Under the project's Power Purchase Agreement, 75 per cent of that energy will be sold to the publicly-owned Stanwell Corporation.

"I can tell you, this is one stomping great deal for Queensland families," Mr Lynham said.

Mr Lynham said Australia "will still be exporting coal for years to come," but that the cost of power generated by the wind farm was "nowhere near" that of a coal-fired power station.

He said he was pleased to be "addressing climate change and dropping power prices for every Queensland family".

Member for Keppel Brittany Lauga called the project a "huge game-changer" and said "up to" 15 full-time jobs would be sustained once the wind farm was operational.

Member for Rockhampton Barry O'Rourke said Clarke Creek would bolster the Central Queensland economy, and allow greater competition in the manufacturing industry thanks to lower energy costs.

"Renewable energy is the cheapest form of generation, which means that more renewables helps put more downward pressure on electricity prices," he said.
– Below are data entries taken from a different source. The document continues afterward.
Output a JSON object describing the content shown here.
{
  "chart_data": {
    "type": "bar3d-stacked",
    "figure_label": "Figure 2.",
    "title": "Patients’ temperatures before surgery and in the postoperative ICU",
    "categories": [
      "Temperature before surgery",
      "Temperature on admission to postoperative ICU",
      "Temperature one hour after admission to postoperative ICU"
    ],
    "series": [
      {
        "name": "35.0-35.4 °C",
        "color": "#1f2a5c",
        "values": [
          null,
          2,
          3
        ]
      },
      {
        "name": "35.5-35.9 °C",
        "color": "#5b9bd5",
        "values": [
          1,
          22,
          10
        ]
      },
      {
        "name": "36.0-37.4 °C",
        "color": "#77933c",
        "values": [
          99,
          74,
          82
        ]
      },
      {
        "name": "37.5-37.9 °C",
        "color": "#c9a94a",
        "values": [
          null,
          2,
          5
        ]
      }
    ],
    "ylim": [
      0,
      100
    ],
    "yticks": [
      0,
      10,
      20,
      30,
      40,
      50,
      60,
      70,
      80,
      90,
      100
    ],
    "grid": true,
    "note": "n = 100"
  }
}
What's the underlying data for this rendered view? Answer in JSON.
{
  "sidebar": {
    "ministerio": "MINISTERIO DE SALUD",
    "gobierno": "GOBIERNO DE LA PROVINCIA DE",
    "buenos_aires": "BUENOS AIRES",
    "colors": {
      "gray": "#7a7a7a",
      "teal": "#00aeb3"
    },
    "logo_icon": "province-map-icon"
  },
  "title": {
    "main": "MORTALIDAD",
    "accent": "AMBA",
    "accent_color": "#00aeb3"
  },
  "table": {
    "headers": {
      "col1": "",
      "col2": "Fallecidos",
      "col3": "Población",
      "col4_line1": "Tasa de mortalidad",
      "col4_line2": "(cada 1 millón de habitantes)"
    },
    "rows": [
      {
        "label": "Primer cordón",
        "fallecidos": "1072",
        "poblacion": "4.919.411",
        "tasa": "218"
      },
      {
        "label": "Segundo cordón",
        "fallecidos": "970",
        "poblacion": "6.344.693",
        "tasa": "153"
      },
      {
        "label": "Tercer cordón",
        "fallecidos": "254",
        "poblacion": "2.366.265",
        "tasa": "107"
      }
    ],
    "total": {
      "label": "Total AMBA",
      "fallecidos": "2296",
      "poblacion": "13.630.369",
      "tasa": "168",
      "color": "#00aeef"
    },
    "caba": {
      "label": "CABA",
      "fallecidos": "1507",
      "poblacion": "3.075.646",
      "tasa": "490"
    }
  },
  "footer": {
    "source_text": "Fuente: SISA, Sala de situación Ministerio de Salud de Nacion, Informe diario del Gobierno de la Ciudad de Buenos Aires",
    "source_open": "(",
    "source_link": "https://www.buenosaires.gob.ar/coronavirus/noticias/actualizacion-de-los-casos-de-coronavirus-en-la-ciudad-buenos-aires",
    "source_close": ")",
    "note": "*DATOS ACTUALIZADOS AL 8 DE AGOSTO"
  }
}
Energy Minister Anthony Lynham, Member for Keppel Brittany Lauga, and Member for Rockhampton Barry O'Rourke.
Energy Minister Anthony Lynham, Member for Keppel Brittany Lauga, and Member for Rockhampton Barry O'Rourke.


Goldwind Australia managing director John Titchen said Clarke Creek wind farm's 450-megwatt first stage would comprise 101 turbines, "enough to power the equivalent of approximately 320,000 Queensland homes".

"Stage two will provide a further 400 megawatts," he said.

"The site has predominantly night-time wind which means the wind farm will complement Queensland's high level of solar production during the day."

Stanwell CEO Richard Van Breda said the 348 megawatts 'offtake' agreement with Clarke Creek Wind Farm would help to reduce the proportion of carbon energy in Stanwell's portfolio.

"Our large commercial and industrial customers want 'greener' products to complement other sustainability actions that they are taking," he said.

"The Clarke Creek wind farm offtake agreement will enable us to provide clean, renewable energy to our customers, and also decarbonise our portfolio."

LNP Shadow Energy Minister Michael Hart said that in contrast, his party's plans involved "the single largest government-owned investment in renewable energy".

"The LNP has a policy to support more renewable energy, including 2000 megawatts of hydroelectricity as part of the drought busting New Bradfield Scheme," he said.

LNP leader Deb Frecklington said she supported the Clarke Creek scheme "as long as the project stacks up", but that her New Bradfield Scheme would be "Queensland's largest job-creating project" and the LNP had "already got the engineering plans to show that it can be done".

Mr Lynham said Ms Frecklington should "stump up the money for Rookwood [Weir] before you start talking about other dam projects in this state".

Clarke Creek has been approved to eventually hold a maximum of 195 wind turbines and output at least 800 megawatts.

By that time, it is supposed to power 590,000 homes.